I feel sort of badly about the fact that this blog has become a giant pregnancy journal lately. But honestly, it helps me get through the end to document it rather than whine about it. Although sometimes documenting it is whining about it. We'll forget that part.
HUGENESS! Baby dropped over the weekend and I can feel him or her pretty low. This is really nothing new for me so I'm trying to remind myself constantly that it really has little bearing on whether or not I go early. I also know I'm starting to really dilate, but again, trying to remind myself that for me, that also means nothing.
My friend Beth gave me the best little piece of insight today that I'm going to use to shift my mindset. If you don't already know, I had Ben in the 38th week and it was a four or five hour labor from start to finish. That's short for a first baby. Adalyn wasn't born until a few days before her due date, but her labor was an hour from start to finish. A crazy painful hour, but an hour nonetheless. And at 36 weeks pregnant I was 3 cm dilated and almost fully effaced. I thought for sure I'd be early...and I wasn't.

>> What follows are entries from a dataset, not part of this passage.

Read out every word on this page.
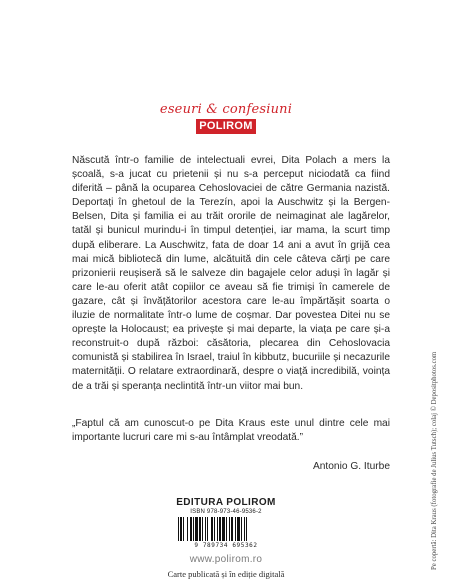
eseuri & confesiuni
POLIROM

Născută într-o familie de intelectuali evrei, Dita Polach a mers la școală, s-a jucat cu prietenii și nu s-a perceput niciodată ca fiind diferită – până la ocuparea Cehoslovaciei de către Germania nazistă. Deportați în ghetoul de la Terezín, apoi la Auschwitz și la Bergen-Belsen, Dita și familia ei au trăit ororile de neimaginat ale lagărelor, tatăl și bunicul murindu-i în timpul detenției, iar mama, la scurt timp după eliberare. La Auschwitz, fata de doar 14 ani a avut în grijă cea mai mică bibliotecă din lume, alcătuită din cele câteva cărți pe care prizonierii reușiseră să le salveze din bagajele celor aduși în lagăr și care le-au oferit atât copiilor ce aveau să fie trimiși în camerele de gazare, cât și învățătorilor acestora care le-au împărtășit soarta o iluzie de normalitate într-o lume de coșmar. Dar povestea Ditei nu se oprește la Holocaust; ea privește și mai departe, la viața pe care și-a reconstruit-o după război: căsătoria, plecarea din Cehoslovacia comunistă și stabilirea în Israel, traiul în kibbutz, bucuriile și necazurile maternității. O relatare extraordinară, despre o viață incredibilă, voința de a trăi și speranța neclintită într-un viitor mai bun.

„Faptul că am cunoscut-o pe Dita Kraus este unul dintre cele mai importante lucruri care mi s-au întâmplat vreodată.”

Antonio G. Iturbe
EDITURA POLIROM
ISBN 978-973-46-9536-2
9 789734 695362
www.polirom.ro
Carte publicată și în ediție digitală
Pe copertă: Dita Kraus (fotografie de Julius Tutsch); colaj © Depositphotos.com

I've complained about all my early contractions and the early dilation that sets me up for disappointment a lot, but in the end, I should be thankful. I should be grateful that I dilate early because it means I have less dilating to do once real labor begins. I should be thankful that I dilate early because it means my labors are short. And since I'm wanting to go natural, a short labor sounds so, so much more pleasant than a long, drawn-out one, right? So I think the disappointment of sitting around fairly dilated for weeks on end is a small price to pay for quick, easy labors. Yes?
So I've vowed, from this day forward, not to expect baby to come early or whine that it's so unfair that I'm dilated and having lots of prodromal labor but no baby. I've vowed to thank God every day that He allows me to get a lot of the hard work out of the way before real, active (otherwise known as painful) labor begins.